Texas residents may be interested in an important change Equifax made to its credit reporting policies. The change may impact thousands of customer's credit scores if they have filed for Chapter 13 bankruptcy.
The reporting change came after ProPublica questioned the credit reporting agency about its policies. Equifax credit scores could be dramatically lower for a certain group of customers compared to Experian or TransUnion. While there is commonly some variation between the agencies, the differences are usually minor. In this case, a person's ability to get credit or apply for housing or assistance could be severely impacted depending on which of the three reports were checked. For example, if a landlord checked the person's TransUnion score, they may be approved, but if that landlord checked the Equifax score instead, the renter would be denied.
The change was caused by how Equifax handled Chapter 13 bankruptcy cases.
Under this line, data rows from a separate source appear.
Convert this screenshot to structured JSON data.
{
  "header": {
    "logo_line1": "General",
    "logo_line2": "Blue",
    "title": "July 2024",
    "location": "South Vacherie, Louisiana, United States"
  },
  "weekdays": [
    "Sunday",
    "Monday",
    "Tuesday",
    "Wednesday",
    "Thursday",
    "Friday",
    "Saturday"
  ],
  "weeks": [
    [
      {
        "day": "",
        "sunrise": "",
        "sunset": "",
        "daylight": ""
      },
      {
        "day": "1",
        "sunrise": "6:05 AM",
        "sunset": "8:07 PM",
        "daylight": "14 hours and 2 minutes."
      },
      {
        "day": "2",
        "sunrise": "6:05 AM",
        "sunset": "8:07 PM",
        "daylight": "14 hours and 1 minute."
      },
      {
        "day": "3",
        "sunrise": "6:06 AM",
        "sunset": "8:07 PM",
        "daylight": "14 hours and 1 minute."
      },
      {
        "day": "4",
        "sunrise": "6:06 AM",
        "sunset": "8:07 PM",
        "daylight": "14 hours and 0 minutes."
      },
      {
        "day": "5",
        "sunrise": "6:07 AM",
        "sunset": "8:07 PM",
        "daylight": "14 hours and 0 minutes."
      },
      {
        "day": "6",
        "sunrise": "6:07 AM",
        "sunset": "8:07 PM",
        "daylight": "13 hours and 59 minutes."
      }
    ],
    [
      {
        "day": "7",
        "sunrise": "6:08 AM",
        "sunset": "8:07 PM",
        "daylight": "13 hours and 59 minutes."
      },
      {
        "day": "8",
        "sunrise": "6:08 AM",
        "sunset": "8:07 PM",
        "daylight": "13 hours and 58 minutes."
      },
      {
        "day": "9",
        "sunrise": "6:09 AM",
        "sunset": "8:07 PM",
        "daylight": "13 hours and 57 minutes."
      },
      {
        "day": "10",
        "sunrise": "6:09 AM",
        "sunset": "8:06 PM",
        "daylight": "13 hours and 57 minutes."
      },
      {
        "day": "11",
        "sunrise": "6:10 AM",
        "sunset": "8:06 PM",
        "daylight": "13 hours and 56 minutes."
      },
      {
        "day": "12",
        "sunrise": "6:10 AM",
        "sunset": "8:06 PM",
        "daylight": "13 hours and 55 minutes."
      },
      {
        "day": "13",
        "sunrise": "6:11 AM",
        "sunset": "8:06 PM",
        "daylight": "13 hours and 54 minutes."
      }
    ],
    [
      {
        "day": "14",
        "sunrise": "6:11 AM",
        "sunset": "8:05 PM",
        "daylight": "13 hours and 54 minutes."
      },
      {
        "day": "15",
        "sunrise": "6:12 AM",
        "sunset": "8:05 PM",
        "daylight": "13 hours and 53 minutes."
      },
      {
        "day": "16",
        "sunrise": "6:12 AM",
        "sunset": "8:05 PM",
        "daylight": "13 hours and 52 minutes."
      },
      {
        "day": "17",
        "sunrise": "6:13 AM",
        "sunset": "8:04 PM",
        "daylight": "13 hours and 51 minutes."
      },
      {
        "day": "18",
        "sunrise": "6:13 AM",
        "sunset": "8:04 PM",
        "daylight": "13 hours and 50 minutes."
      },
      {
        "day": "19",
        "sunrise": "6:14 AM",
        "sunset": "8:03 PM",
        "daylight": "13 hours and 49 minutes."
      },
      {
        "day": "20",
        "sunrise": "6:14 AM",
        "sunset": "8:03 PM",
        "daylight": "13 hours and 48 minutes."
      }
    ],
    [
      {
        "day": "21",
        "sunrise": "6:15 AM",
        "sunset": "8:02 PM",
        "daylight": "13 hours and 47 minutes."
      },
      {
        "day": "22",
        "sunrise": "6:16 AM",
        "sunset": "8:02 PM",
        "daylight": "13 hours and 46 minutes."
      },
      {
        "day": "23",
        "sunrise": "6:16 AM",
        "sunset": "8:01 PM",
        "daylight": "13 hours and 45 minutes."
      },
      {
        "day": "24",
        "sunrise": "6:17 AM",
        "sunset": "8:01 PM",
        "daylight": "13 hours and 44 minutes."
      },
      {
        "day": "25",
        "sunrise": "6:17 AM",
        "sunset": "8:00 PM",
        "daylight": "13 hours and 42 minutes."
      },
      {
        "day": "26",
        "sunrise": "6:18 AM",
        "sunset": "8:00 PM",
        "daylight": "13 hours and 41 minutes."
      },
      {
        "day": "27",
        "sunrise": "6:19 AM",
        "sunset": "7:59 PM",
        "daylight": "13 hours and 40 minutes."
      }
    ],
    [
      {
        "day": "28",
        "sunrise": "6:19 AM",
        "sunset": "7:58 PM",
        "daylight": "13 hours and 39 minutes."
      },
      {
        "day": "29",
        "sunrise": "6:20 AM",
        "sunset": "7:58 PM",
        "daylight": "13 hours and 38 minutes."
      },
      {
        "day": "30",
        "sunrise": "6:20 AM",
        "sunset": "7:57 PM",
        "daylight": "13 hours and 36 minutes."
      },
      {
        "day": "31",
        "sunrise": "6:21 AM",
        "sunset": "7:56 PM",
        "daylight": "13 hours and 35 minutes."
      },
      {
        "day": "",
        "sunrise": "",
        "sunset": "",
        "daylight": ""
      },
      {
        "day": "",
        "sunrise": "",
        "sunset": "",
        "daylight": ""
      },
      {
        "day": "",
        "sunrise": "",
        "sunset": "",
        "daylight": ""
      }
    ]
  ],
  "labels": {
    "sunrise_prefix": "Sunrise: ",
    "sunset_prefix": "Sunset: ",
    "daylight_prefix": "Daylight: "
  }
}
Normally, Chapter 13 bankruptcies are flagged on credit histories for seven years, whereas Chapter 7 bankruptcies are flagged for 10. Sometimes, a debtor may not complete the Chapter 13 bankruptcy repayment plan, and the case is dismissed. In those cases, Equifax would leave the Chapter 13 bankruptcy on the report for 10 years while the other agencies only kept it for seven.
While Equifax quietly agreed to change its reporting policies to be consistent with the other agencies, many people still have problems with errors or inaccuracies on their credit reports. It can be difficult to get an error or discrepancy removed from a report, and it may be difficult to understand what the error is exactly or how it got there. Bankruptcies have a major impact on credit scores. An attorney may be able to help a client understand the effects of bankruptcy on credit. If there are errors on a credit report, the attorney may help a person understand and correct them.